During her law enforcement career, the proud Zeta Phi Beta Sorority sister has served as a patrol officer, field training officer, canine handler, and academy instructor at the Federal Law Enforcement Training Center.

 According to a news release, Smith also served as executive lieutenant to the chief of police, assistant commander of the San Francisco Field Office, commander of the New York Field Office, acting deputy chief of the Homeland Security Division, and deputy chief for the Field Operations Division.

Smith was the first woman to lead the New York Field Office as its Major.

At the USPP, she will lead a 560-member workforce that protects the public, parks, and the nation’s most iconic landmarks in Wash., D.C., New York City, and San Francisco metropolitan areas.

“Chief Smith’s commitment to policing as public service and her willingness to listen and collaborate make her the right person to lead the U.S. Park Police at this pivotal moment in our country,” Shawn Benge, deputy director exercising the delegated authority of the NPS director, noted in a statement.

 “Over the coming months, the leadership of the National Park Service will explore opportunities with Chief Smith designed to strengthen our organization’s commitment to transparency.

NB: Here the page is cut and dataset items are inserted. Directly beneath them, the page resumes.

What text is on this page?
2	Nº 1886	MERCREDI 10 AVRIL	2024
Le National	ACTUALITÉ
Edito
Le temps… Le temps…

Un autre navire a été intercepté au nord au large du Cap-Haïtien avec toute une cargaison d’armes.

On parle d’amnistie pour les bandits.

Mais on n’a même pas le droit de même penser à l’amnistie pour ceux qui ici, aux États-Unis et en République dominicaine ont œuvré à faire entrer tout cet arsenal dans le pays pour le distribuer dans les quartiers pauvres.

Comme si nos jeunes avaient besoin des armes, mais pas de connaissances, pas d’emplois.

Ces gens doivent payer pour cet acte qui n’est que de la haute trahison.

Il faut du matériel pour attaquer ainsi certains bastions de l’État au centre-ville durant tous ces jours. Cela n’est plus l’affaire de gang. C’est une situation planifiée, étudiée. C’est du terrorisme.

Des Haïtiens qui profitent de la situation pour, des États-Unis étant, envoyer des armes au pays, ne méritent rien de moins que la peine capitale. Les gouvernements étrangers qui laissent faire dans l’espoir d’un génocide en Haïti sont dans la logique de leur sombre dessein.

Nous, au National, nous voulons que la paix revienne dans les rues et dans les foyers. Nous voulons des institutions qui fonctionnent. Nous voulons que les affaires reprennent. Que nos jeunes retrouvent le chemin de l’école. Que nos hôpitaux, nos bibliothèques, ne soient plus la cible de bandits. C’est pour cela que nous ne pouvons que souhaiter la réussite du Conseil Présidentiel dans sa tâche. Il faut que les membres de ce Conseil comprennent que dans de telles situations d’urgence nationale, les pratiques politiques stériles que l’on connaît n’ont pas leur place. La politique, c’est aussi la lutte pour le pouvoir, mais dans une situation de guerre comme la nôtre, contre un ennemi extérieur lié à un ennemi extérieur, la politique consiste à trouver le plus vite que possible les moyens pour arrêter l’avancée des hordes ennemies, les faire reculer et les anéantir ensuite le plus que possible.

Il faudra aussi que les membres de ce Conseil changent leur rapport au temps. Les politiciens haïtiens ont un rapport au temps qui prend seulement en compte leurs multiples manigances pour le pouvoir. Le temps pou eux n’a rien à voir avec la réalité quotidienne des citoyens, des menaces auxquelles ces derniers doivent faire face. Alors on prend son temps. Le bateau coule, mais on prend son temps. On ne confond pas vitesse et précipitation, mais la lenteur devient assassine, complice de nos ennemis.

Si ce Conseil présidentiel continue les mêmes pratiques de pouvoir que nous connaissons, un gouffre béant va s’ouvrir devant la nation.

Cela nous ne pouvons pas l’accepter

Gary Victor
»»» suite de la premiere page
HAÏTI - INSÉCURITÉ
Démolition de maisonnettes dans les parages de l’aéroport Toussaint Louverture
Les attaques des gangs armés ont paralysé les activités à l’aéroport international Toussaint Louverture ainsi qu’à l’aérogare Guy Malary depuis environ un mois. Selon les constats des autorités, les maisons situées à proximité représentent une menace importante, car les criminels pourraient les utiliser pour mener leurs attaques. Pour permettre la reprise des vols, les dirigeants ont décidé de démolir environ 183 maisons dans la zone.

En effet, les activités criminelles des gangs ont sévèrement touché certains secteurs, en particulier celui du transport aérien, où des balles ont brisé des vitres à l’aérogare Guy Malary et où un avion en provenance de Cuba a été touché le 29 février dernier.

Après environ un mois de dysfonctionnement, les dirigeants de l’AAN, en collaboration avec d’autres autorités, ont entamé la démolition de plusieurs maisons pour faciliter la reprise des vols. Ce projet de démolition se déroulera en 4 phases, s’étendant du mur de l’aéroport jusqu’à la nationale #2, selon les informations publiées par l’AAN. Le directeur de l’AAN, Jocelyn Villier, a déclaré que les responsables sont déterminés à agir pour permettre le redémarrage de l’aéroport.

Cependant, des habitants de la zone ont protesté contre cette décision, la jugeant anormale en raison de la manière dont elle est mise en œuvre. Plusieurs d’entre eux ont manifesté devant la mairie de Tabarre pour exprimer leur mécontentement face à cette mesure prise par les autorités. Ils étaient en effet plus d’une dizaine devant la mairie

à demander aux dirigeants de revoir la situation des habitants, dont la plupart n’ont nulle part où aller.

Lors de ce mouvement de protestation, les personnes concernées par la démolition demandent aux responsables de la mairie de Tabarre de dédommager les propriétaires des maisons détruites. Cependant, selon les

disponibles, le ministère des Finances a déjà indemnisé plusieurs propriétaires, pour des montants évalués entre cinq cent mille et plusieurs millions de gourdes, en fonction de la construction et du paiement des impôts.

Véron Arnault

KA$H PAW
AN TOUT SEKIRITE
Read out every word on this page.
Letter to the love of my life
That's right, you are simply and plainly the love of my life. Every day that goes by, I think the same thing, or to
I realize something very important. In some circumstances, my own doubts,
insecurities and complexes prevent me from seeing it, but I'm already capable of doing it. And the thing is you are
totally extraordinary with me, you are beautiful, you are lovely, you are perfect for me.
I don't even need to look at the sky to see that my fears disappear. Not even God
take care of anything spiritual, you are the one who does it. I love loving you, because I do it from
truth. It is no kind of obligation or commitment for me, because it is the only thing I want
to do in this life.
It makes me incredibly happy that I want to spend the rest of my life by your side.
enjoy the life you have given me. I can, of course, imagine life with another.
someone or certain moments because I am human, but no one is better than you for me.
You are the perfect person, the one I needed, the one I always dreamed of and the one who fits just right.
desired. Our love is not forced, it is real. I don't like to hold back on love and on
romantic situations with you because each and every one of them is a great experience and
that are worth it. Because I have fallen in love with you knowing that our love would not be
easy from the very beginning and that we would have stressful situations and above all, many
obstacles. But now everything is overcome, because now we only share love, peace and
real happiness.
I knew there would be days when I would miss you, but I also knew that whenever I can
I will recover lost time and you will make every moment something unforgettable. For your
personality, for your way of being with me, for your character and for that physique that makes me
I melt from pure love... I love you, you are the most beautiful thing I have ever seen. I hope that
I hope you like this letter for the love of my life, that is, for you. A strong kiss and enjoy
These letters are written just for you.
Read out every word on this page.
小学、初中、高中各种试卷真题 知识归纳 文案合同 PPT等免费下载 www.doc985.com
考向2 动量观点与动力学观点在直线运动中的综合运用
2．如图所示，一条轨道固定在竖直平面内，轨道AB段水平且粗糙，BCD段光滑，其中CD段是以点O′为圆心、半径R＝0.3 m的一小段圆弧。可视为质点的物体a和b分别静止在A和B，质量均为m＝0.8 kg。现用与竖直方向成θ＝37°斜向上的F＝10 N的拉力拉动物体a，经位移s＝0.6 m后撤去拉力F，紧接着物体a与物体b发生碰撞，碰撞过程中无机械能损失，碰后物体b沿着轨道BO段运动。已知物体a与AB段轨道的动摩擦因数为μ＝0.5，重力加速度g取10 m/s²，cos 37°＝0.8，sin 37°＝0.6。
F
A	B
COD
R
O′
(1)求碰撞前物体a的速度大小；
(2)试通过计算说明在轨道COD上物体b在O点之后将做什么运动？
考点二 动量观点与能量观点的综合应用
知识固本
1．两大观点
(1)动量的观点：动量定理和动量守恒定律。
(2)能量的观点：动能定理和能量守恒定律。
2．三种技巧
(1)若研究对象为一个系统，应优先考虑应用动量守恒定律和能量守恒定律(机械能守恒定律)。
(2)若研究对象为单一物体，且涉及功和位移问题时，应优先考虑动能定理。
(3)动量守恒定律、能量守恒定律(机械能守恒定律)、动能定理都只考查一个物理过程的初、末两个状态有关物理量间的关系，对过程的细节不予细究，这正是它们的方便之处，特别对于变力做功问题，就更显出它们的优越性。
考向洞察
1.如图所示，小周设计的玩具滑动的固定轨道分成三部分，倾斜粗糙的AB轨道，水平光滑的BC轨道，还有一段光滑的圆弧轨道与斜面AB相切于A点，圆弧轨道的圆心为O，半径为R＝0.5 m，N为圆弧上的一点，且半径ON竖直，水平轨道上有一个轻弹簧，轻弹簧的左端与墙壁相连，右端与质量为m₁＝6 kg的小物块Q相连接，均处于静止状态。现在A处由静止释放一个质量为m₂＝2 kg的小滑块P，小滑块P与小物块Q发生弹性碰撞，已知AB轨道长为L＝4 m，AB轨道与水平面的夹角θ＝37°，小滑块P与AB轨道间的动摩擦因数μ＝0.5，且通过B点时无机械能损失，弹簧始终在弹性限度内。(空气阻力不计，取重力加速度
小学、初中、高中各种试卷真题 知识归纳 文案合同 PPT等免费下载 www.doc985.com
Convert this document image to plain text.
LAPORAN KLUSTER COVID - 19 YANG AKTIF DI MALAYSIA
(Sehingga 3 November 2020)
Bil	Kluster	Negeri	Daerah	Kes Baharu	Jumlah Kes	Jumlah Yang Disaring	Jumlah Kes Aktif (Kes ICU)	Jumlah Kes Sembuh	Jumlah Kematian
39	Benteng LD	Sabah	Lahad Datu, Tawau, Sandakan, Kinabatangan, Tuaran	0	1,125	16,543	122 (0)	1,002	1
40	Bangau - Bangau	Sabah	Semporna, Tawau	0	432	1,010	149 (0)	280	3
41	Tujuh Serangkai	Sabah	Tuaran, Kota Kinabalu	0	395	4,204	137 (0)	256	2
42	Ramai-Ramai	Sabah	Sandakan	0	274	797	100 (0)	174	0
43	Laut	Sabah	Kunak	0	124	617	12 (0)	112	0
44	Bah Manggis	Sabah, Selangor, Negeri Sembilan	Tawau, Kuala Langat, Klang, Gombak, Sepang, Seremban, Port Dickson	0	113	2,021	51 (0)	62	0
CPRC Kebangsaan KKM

Her personal and professional experience make her acutely aware of and ready to meet the challenges and responsibilities that face U.S. Park Police and law enforcement agencies across the nation.”

 Jennifer Flynn, the associate director for Visitor Resource Protection at the National Park Service added that she’s looking forward to Smith’s leadership.

“Chief Smith’s experience serving in leadership roles in every U.S. Park Police field office has provided her with an unmatched foundation to lead the diverse agency,” said Flynn, who oversees law enforcement programs at USPP.

 “As federal law enforcement officers, the U.S. Park Police officers have a new opportunity each day to give their best to the American people. Chief Smith exemplifies that approach as a colleague and mentor, and she will be instrumental in refining and shaping the future of the organization,” Flynn said.

Smith declared that she would lead by example and expects all officers to display integrity.

 “I have dedicated my career to the professionalism of law enforcement, and it is my highest honor and privilege to serve as chief of police,” Chief Smith declared. “Today’s officers face many challenges, and I firmly believe challenges present opportunities. I look forward to leading this exemplary team as we carry out our mission with honesty and integrity.”